終盤国会の対決法案に浮上した入管難民法改正案について、菅政権が今国会成立を断念した。収容されたスリランカ人女性の死亡で改正案への批判が高まる中、成果が見えない新型コロナウイルス対応で内閣支持率が急落。7月の東京都議選や秋までにある衆院選を考慮し自重を迫られた。成立を阻止した野党は対決姿勢を強める構えだ。
「重大な決断をしたい」。自民党の森山裕国対委員長は18日、立憲民主党の安住淳国対委員長にこう伝達。安住氏が「成立断念か」と詰め寄ると、「これ以上審議を進めない」と白旗を揚げた。
改正案は、不法滞在する外国人の収容長期化の解消が主眼だ。3月の女性死亡に野党が反発し、真相解明や女性が映った監視カメラの映像公開を要求。野党が提示した修正10項目を与党はほぼ丸のみしたものの、映像の扱いで折り合えず、採決強行か断念かの瀬戸際に追い込まれていた。
自民党幹部によると、成立断念は菅義偉首相が18日午前に決断した。首相周辺は、報道各社の世論調査で支持率が急落し「首相が弱気になっている」と明かす。女性の遺族が来日しているタイミングで採決を強行すれば、世論のさらなる反発を招きかねないとの懸念もあったようだ。

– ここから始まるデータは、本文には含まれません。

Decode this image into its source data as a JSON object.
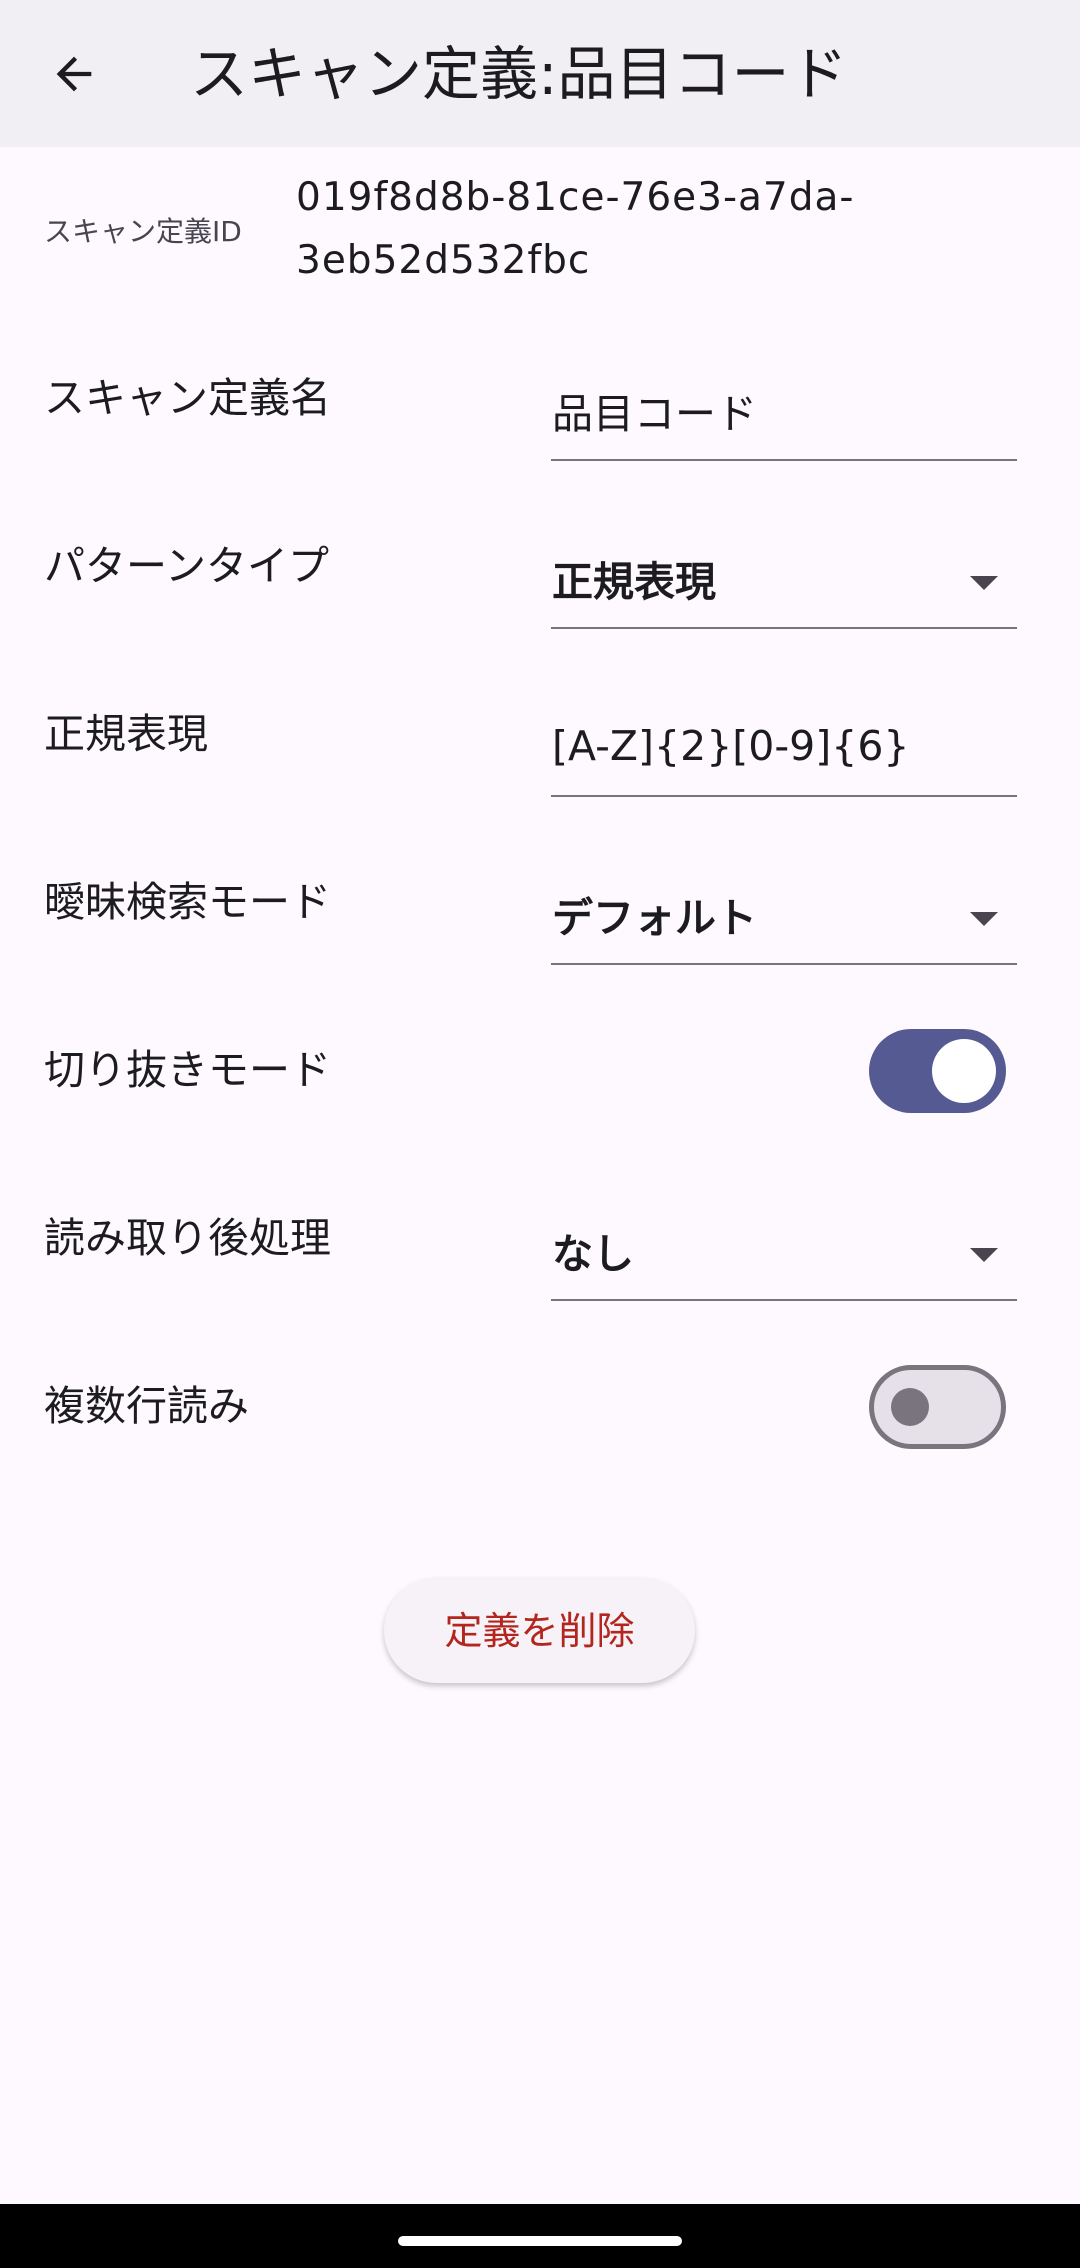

今国会は6月16日の会期末まで1カ月を切ったが、国民投票法改正案や医療制度改革関連法案など重要法案が積み残しのまま。野党が義家弘介衆院法務委員長(自民)の解任決議案に続き、上川陽子法相の不信任決議案で抵抗する方針を示し、審議日程が一層窮屈になるのは不可避だった。
公明党の事情もあった。国政選挙並みに重視する7月4日の都議選を前に、人権が絡む法案で強引な手法は避けたかった。同党の山本香苗氏が参院法務委員長を務めていることもあり、自民党に「強行採決は絶対に困る」と伝えていたという。
成立断念について、自民党幹部は「政権にダメージがないと言えばうそになる」と認めた。公明党若手も「政権弱体化の表れだ。突っ込む体力がもうないんだろう」とため息をついた。
野党は勢いづいている。立憲民主党の枝野幸男代表は党会合で「成立断念という結果を勝ち取ることができた」と誇った。
内閣不信任決議案も焦点になりそうだ。提出すれば衆院を解散するとけん制する政府・与党に対し、枝野氏はコロナ禍を理由に慎重な考えを示していたが、立憲中堅は「衆院選直前だから出さない選択肢はない」と強調。内閣支持率の下落を受け、共産党も「重要な選択肢」(小池晃書記局長)と強気になっており、会期末に向けて与野党攻防が緊迫する可能性も出てきた。